As notícias são alarmantes. Por isso, soluções são buscadas em todos os lados, embora nosso desejo seja manter o máximo possível de nosso “luxo”. É só olhar para o empenho dos governos em salvar a indústria automobilística, sem estabelecer precondições ambientais. Um certo Akbari Hashem, pesquisador do Lawrence Berkley National Laboratory (EUA) propôs que pintássemos nossos telhados de branco, o que poderia compensar muito CO2. Sabe-se que a perda de calor nas cidades é muito menor do que no campo. Isto está relacionado com as superfícies escuras, das quais os telhados representam 25%. Hashem é um otimista; ele afirma que 100 m2 de telhados pintados de branco compensam 10 toneladas de emissão de CO2. Até 2040, cerca de 70% da população mundial morará em cidades. Os telhados e os revestimentos do solo (asfalto, calçadas) ocupam 60% da área dessas cidades. “Se pintássemos somente os telhados de branco, já poderíamos compensar 24 bilhões de toneladas de CO2”.

Pena que o homem esqueceu de calcular quanto a fabricação de toda essa tinta custa em termos de CO2, mas não deixa de ser uma linha de pensamento interessante. 

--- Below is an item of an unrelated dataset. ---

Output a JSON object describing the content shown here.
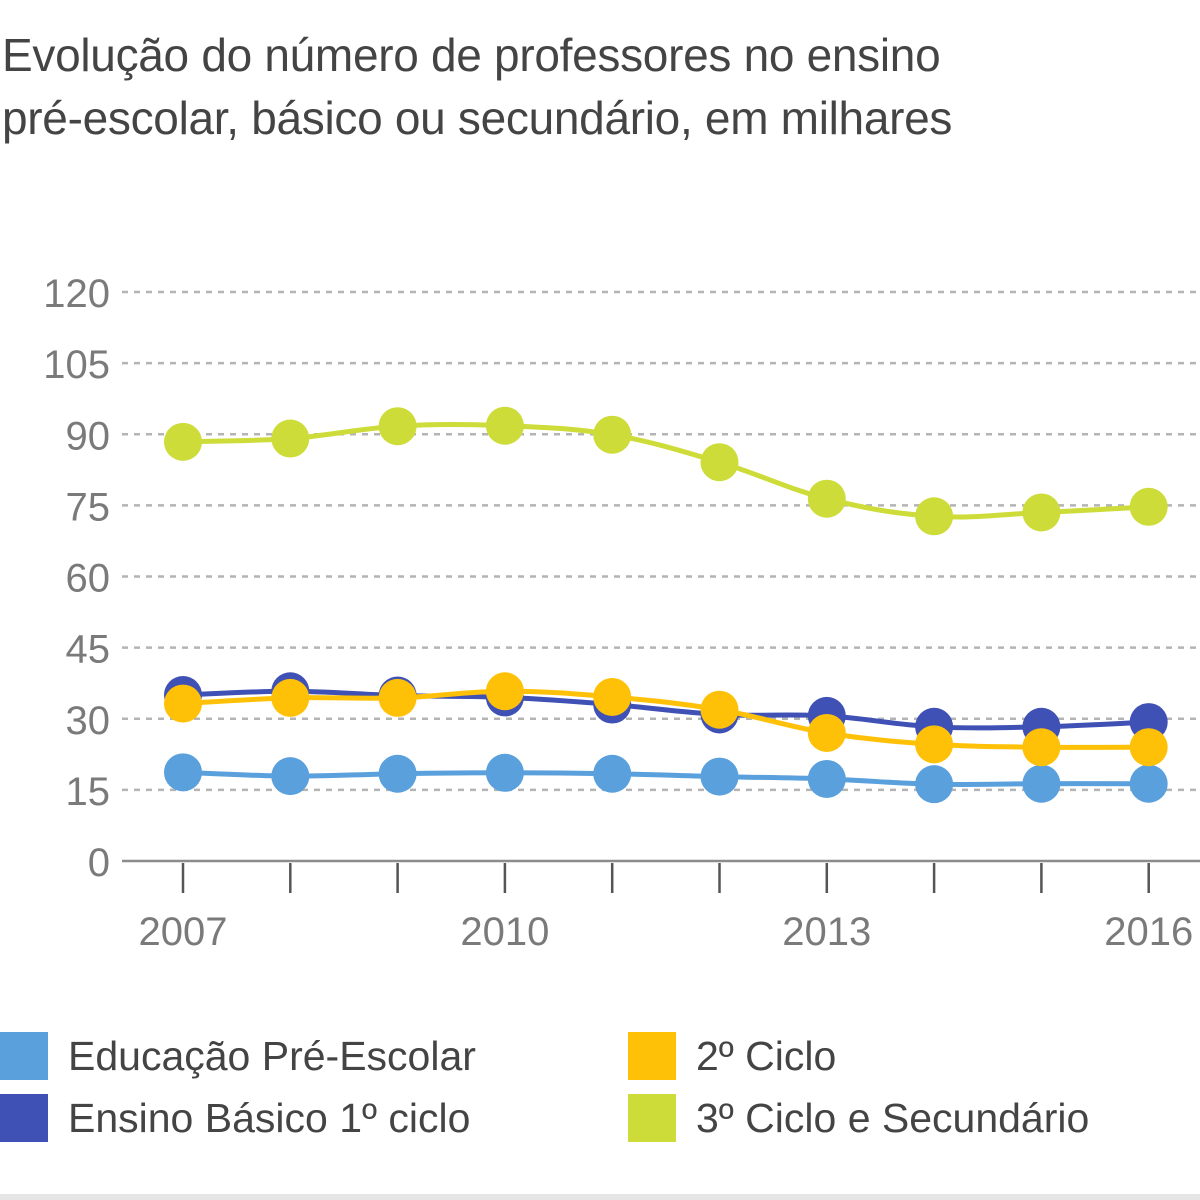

Já que as superfícies geladas do Polo Norte não conseguem mais fazer o seu trabalho, vamos refletir a luz solar com nossos telhados! Será que há mais ideias criativas para ainda controlar a fera (5)? 

Luc Vankrunkelsven,

Chapecó, Dia Mundial da Água, 22 de março de 2009. 

  1. Artigo a ser publicado na “Nature Geoscience”.
  2. Até 2005, cerca de 17% da Floresta Amazônica original já havia desaparecido nos nove países por onde se estende. No ano 2007-2008, foram desmatados no Brasil “apenas” 11.964 km2 (fonte: INPE). Em comparação com os primeiro anos da década de 2000, com um desmatamento anual médio de 23.000 km2, e isso representa um alívio. O ano 2004-2005 foi o auge, com 26.000 km2. Compare com a superfície da Bélgica: cerca de 30.518 km2. Bélgica… onde a região de Flandres já foi desmatada no século XIII!
  3. O transporte aéreo seria responsável por apenas 2%, enquanto a internet – com ferramentas de busca como Google e os milhares de servidores em nosso planeta – dão conta de 2,5% das emissões de CO2.
  4. “Os EUA calculam que os oceanos, mares, rios, lagos, fontes e reservas subterrâneas de água da Terra abrangem, em conjunto, cerca de 1.400 milhões de km3 de água e cobrem 75% da superfície terrestre. Porém, 97,5% dessa água é salgada e somente 2,5% é água doce. A maior parte desse volume está inacessível nas calotas polares (2,086%), em reservas subterrâneas (0,291%), nos lagos (0,0017%) e na atmosfera (0,001%). Somente 0,01% está prontamente disponível para consumo humano. Graças ao ciclo da água, podemos reutilizar essa água continuamente. Assim, 500.000 km3 são reciclados e distribuídos anualmente.” Fonte: “O espírito vem pelas águas”, de Marcelo Barros (Editora Rede-Loyola, 2003).
  5. Salvar o planeta – e a nós mesmos – não é somente uma questão tecnológica. Trata-se também de uma atitude básica e da espiritualidade que permeia todas as religiões. O livro recente de Marcelo Barros e Frei Betto não descreve somente as catástrofes que nos ameaçam, mas também a oposição e resistência espiritual de milhões de pessoas, grupos e movimentos. Recomendo: “O amor fecunda o Universo. Ecologia e espiritualidade” (Rio de Janeiro: Ed. Agir, 2009).